In his interview with KQED, Pausanao observed,
At first when I started going to SJSU, I was worried that because I wasn’t going to a “film school,” I wasn’t going to become a successful filmmaker or get into the industry, but as graduation approaches I find myself thinking, “What exactly makes a ‘film school’ a ‘film school’?” Since starting at State, I’ve helped out on dozens of shorts, directed many shorts, made money working on professional productions,and have already made the transition into working on larger indie feature films. My teachers and classmates are all avid filmmakers with their own accomplishments and many projects on the way. All of this makes me question, “What would I have missed if I went to somewhere like USC or NYU?” To me, it doesn’t matter which school or how much money is involved; it matters what kind of community you surround yourself in and how much drive you have. That’s what I learned going to San Jose State.
Keep reading here for an insightful and interesting look at this budding filmmaker’s process and work.
Thank you, Josh Pausoanos, on behalf of SJSU and its RTVF program. We’re proud of you!
February 21st, 2015 by
From TRFT Chair David Kahn‘s desk:
RTVF‘s student-written and -directed film Park Arcadia received Honorable Mention in the narrative film production category at the Broadcast Education Association (BEA) Festival of Media Arts.

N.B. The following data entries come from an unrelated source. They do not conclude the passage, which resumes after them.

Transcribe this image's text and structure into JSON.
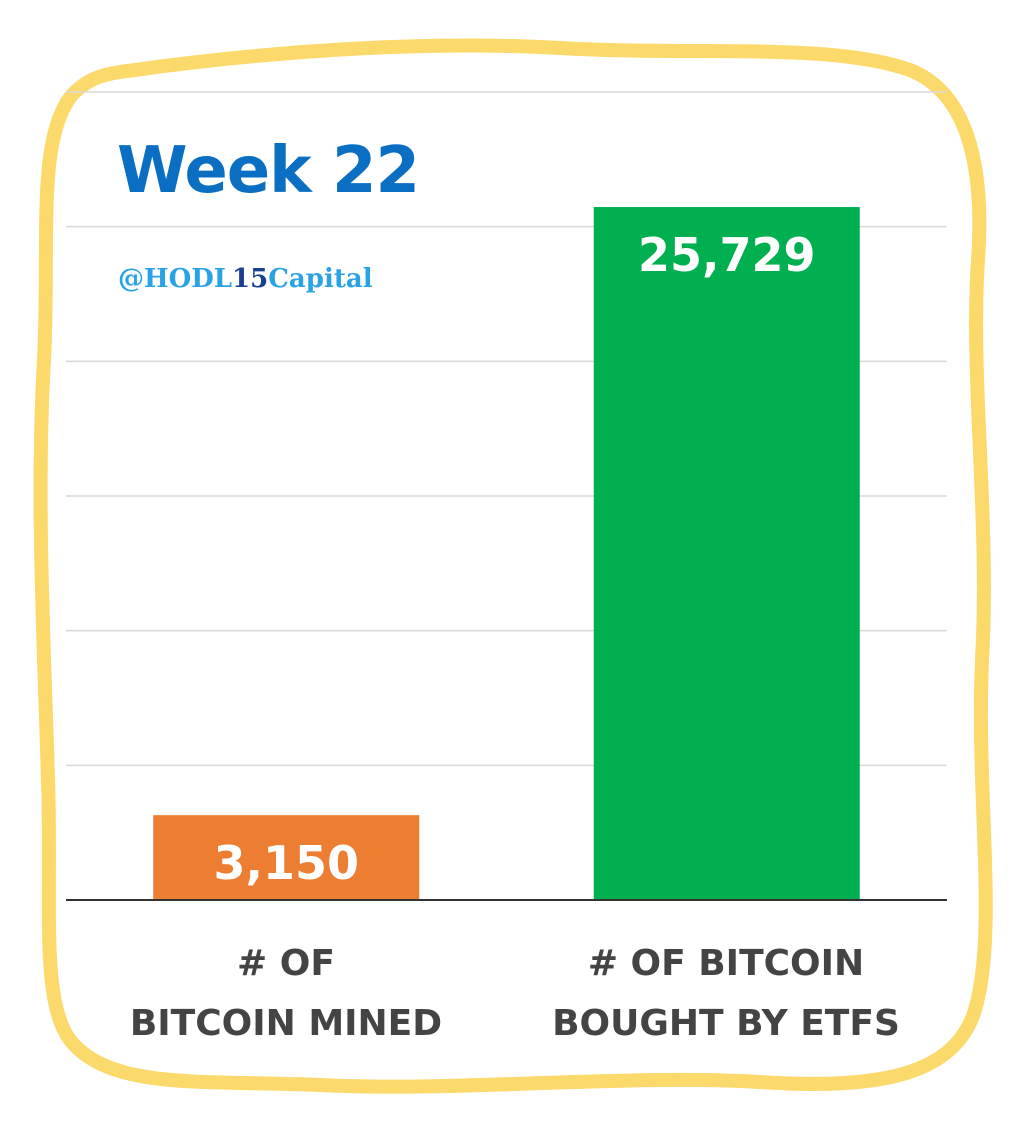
{
  "chart_data": {
    "type": "bar",
    "title": "Week 22",
    "subtitle": "@HODL15Capital",
    "categories": [
      "# OF BITCOIN MINED",
      "# OF BITCOIN BOUGHT BY ETFS"
    ],
    "category_lines": [
      [
        "# OF",
        "BITCOIN MINED"
      ],
      [
        "# OF BITCOIN",
        "BOUGHT BY ETFS"
      ]
    ],
    "values": [
      3150,
      25729
    ],
    "value_labels": [
      "3,150",
      "25,729"
    ],
    "colors": [
      "#ed7d31",
      "#00b050"
    ],
    "ylim": [
      0,
      30000
    ],
    "grid": true,
    "legend": "none",
    "xlabel": "",
    "ylabel": ""
  },
  "frame_color": "#fbd96a",
  "title_color": "#0a6fc2"
}
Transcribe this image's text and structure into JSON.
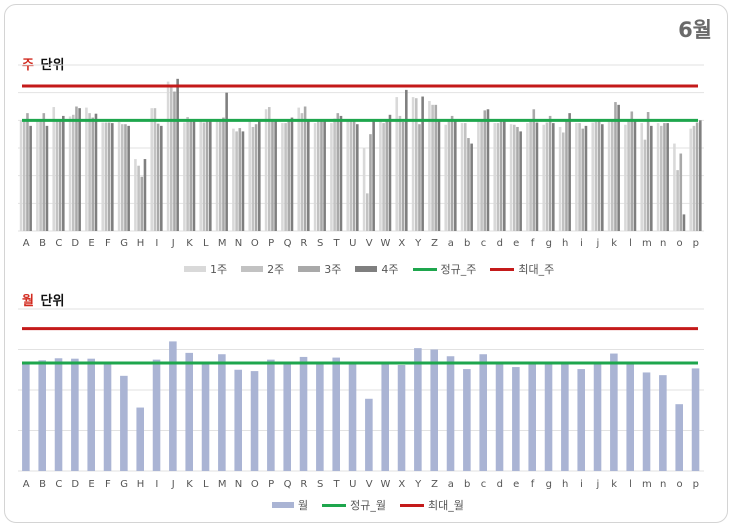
{
  "month_title": "6월",
  "chart_data": [
    {
      "type": "bar",
      "title_prefix": "주",
      "title_rest": " 단위",
      "categories": [
        "A",
        "B",
        "C",
        "D",
        "E",
        "F",
        "G",
        "H",
        "I",
        "J",
        "K",
        "L",
        "M",
        "N",
        "O",
        "P",
        "Q",
        "R",
        "S",
        "T",
        "U",
        "V",
        "W",
        "X",
        "Y",
        "Z",
        "a",
        "b",
        "c",
        "d",
        "e",
        "f",
        "g",
        "h",
        "i",
        "j",
        "k",
        "l",
        "m",
        "n",
        "o",
        "p"
      ],
      "series": [
        {
          "name": "1주",
          "color": "#d9d9d9",
          "values": [
            200,
            198,
            224,
            207,
            223,
            196,
            197,
            130,
            222,
            270,
            196,
            198,
            200,
            185,
            200,
            220,
            195,
            223,
            195,
            195,
            198,
            150,
            200,
            242,
            242,
            235,
            192,
            195,
            200,
            195,
            193,
            195,
            192,
            188,
            195,
            196,
            198,
            192,
            195,
            195,
            158,
            185
          ]
        },
        {
          "name": "2주",
          "color": "#c2c2c2",
          "values": [
            200,
            200,
            200,
            210,
            213,
            196,
            193,
            118,
            222,
            260,
            206,
            196,
            200,
            180,
            188,
            224,
            195,
            213,
            198,
            203,
            198,
            68,
            195,
            208,
            240,
            228,
            198,
            195,
            202,
            195,
            192,
            200,
            196,
            178,
            195,
            197,
            200,
            200,
            165,
            190,
            110,
            190
          ]
        },
        {
          "name": "3주",
          "color": "#a9a9a9",
          "values": [
            213,
            213,
            198,
            225,
            205,
            196,
            193,
            98,
            194,
            252,
            198,
            200,
            205,
            186,
            193,
            200,
            200,
            225,
            200,
            213,
            200,
            175,
            200,
            197,
            193,
            228,
            208,
            168,
            218,
            200,
            188,
            220,
            208,
            200,
            185,
            200,
            233,
            216,
            215,
            195,
            140,
            196
          ]
        },
        {
          "name": "4주",
          "color": "#7f7f7f",
          "values": [
            190,
            190,
            208,
            222,
            212,
            195,
            190,
            130,
            190,
            275,
            198,
            200,
            250,
            180,
            198,
            200,
            205,
            200,
            200,
            208,
            193,
            200,
            210,
            255,
            243,
            200,
            198,
            158,
            220,
            198,
            180,
            196,
            195,
            213,
            190,
            193,
            228,
            200,
            190,
            195,
            30,
            200
          ]
        }
      ],
      "ylim": [
        0,
        300
      ],
      "reference_lines": [
        {
          "name": "정규_주",
          "value": 200,
          "color": "#1ea64d"
        },
        {
          "name": "최대_주",
          "value": 262,
          "color": "#c41a1a"
        }
      ]
    },
    {
      "type": "bar",
      "title_prefix": "월",
      "title_rest": " 단위",
      "categories": [
        "A",
        "B",
        "C",
        "D",
        "E",
        "F",
        "G",
        "H",
        "I",
        "J",
        "K",
        "L",
        "M",
        "N",
        "O",
        "P",
        "Q",
        "R",
        "S",
        "T",
        "U",
        "V",
        "W",
        "X",
        "Y",
        "Z",
        "a",
        "b",
        "c",
        "d",
        "e",
        "f",
        "g",
        "h",
        "i",
        "j",
        "k",
        "l",
        "m",
        "n",
        "o",
        "p"
      ],
      "series": [
        {
          "name": "월",
          "color": "#aab4d4",
          "values": [
            810,
            820,
            835,
            832,
            832,
            805,
            705,
            470,
            825,
            960,
            875,
            805,
            865,
            750,
            740,
            825,
            805,
            845,
            810,
            840,
            805,
            535,
            805,
            785,
            910,
            900,
            850,
            755,
            865,
            805,
            770,
            805,
            805,
            805,
            755,
            805,
            870,
            805,
            730,
            710,
            495,
            760
          ]
        }
      ],
      "ylim": [
        0,
        1200
      ],
      "reference_lines": [
        {
          "name": "정규_월",
          "value": 800,
          "color": "#1ea64d"
        },
        {
          "name": "최대_월",
          "value": 1055,
          "color": "#c41a1a"
        }
      ]
    }
  ]
}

More information about Park Arcadia can be found at the following links: https://vimeo.com/69930287 and http://www.parkarcadiafilm.com/
Congratulations to Darren H. Rae, Shaan Aslam, and all involved with this project!
February 19th, 2015 by
Link to the original story here.
A crew member works on a puppet for the animated short “Behind My Behind” (courtesy of Animation/Illustration)
SJSU will have a big showing at the 25th Cinequest Film Festival beginning Feb. 24 in downtown San Jose. The movies are spectacular yet admission is affordable at $6 for students and $8-11 for everyone else.
Associate Professor David Chai and 43 current and former students created “Behind My Behind,” the story of a disheartened writer who reunites with his love for creativity in a secret world he finds in his couch.
Radio-TV-Film majors produced two more entries. “Bell Jar” examines the pressure that comes with trying to be perfect. “9th Hole” is a comical look at fathers protecting their daughters on prom night.
February 19th, 2015 by
Screenwriting Professor Scott Sublett writes:
Once again, San Jose State students have achieved national recognition for screenwriting excellence.
Lauren Serpa, who received her BA in RTVF from San Jose State and is currently an SJSU MFA Creative Writing student, won second place at the Broadcast Education Association Festival of Media Arts in the feature-length screenplay category for Where We Start.
The BEA is the nation’s largest organization of RTVF programs and their Festival of Media Arts is the nation’s most important student film competition.
In the same category, recent RTVF grad Risha Rose received an Honorable Mention for her screenplay Dance With Me.
In the Short Screenplay category, two SJSU students received Honorable Mentions: Rachel Compton for Prosopagnosia and Kevin Briot for When a Giant Falls.
Congratulations to the faculty in RTVF, Theatre Arts, and English who mentored these exceptional students who have brought us glory, and of course to the students themselves!